Things have come a long way in terms of awareness about crochet as a health tool. There wasn’t a lot of information available when I first researched the topic a few years ago during the writing of Crochet Saved My Life. It thrills me that so many more people are writing about crochet health. The awareness might be relatively new but crocheting to heal isn’t new at all and I’m always excited when I see references to it in articles from the past. For example, I learned about crocheter Merril Hawkins from a 1974 article in the Ocala Star-Banner.
Brooklyn-born Merril had to drop out of high school in 1937 because of a terrible bout of rheumatic fever. That was when he learned how to crochet. His mother taught him the basics and his sister helped by sewing rags into strips to give him something to crochet with. Later he learned thread crochet and started making crochet doilies and other items for the home.
The article doesn’t explain how crochet helped him during this time, but from my own research into the benefits of crochet I can guess that it might have offered:
- Something to do to stay active despite being stuck in bed
- Fighting off feelings of depression that might have come from being forced to drop out
- Also preventing feelings of anxiety related to any fears of the future that might arise during a time of being out of school
- Offering a sense of productivity during enforced downtime
- Providing the joy of learning something new
- Feelings of connectedness to family since they helped him learn the craft
Merril wasn’t the first man in his family to take up a craft through the process of healing. As of the time of the article, he still had an embroidered American flag that his own father had handcrafted in 1912 during a time when he was also bedridden with a serious illness. The article makes reference to Rosey Grier, the football player who was well-known for his handiwork in the 1970s.
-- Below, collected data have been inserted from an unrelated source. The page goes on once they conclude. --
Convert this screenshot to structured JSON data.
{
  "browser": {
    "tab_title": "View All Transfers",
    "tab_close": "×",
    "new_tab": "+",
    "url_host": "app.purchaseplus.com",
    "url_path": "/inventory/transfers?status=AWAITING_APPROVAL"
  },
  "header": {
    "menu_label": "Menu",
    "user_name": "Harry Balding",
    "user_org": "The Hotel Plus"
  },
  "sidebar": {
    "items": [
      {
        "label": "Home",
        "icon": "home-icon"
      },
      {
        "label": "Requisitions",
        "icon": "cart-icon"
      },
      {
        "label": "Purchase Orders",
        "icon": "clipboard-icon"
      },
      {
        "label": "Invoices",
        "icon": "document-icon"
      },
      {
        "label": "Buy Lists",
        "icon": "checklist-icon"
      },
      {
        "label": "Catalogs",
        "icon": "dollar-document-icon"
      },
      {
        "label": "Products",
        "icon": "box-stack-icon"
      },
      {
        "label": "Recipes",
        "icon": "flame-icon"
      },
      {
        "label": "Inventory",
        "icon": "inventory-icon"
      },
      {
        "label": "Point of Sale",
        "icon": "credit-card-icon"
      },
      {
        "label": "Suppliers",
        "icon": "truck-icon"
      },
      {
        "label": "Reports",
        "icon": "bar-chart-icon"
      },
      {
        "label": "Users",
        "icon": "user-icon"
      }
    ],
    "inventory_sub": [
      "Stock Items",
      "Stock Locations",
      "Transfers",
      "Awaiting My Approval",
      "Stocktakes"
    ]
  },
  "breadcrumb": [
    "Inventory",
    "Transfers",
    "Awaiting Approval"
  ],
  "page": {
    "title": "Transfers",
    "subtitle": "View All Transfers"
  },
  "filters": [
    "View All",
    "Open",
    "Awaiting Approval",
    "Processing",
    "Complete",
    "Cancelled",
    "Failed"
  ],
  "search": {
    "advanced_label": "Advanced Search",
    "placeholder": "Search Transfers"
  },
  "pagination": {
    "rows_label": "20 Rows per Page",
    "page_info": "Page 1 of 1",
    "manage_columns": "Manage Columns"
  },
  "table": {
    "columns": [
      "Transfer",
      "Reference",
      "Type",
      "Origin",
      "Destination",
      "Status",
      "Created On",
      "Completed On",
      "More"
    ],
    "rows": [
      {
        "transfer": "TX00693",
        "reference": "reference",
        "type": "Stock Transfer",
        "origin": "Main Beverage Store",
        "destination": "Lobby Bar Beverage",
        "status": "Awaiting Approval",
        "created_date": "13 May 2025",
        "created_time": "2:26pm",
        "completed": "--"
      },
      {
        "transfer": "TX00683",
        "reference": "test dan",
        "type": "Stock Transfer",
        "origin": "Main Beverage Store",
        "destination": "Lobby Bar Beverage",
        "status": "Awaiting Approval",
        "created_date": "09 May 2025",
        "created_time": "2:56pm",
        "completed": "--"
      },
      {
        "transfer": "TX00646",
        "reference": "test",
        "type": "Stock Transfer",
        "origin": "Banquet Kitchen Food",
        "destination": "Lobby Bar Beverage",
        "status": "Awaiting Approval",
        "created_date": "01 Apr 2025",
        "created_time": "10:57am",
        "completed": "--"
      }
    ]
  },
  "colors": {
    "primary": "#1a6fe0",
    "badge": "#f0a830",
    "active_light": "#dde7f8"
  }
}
The article doesn’t explain much about Merril’s journey with crochet, but we do learn that he served in the military and then spent more than two decades working for the police force. He has also worked as a volunteer firefighter. I would love to know if he crocheted through the stress of those experiences! We don’t know that, but we do know that in 1974, he was still crocheting. At the time, he was working on a bedspread made of 420 squares; I imagine that it was a thread crochet bedspread although the article isn’t clear about that. He also enjoyed broomstick lace crochet and did other crafts including macrame and beadwork.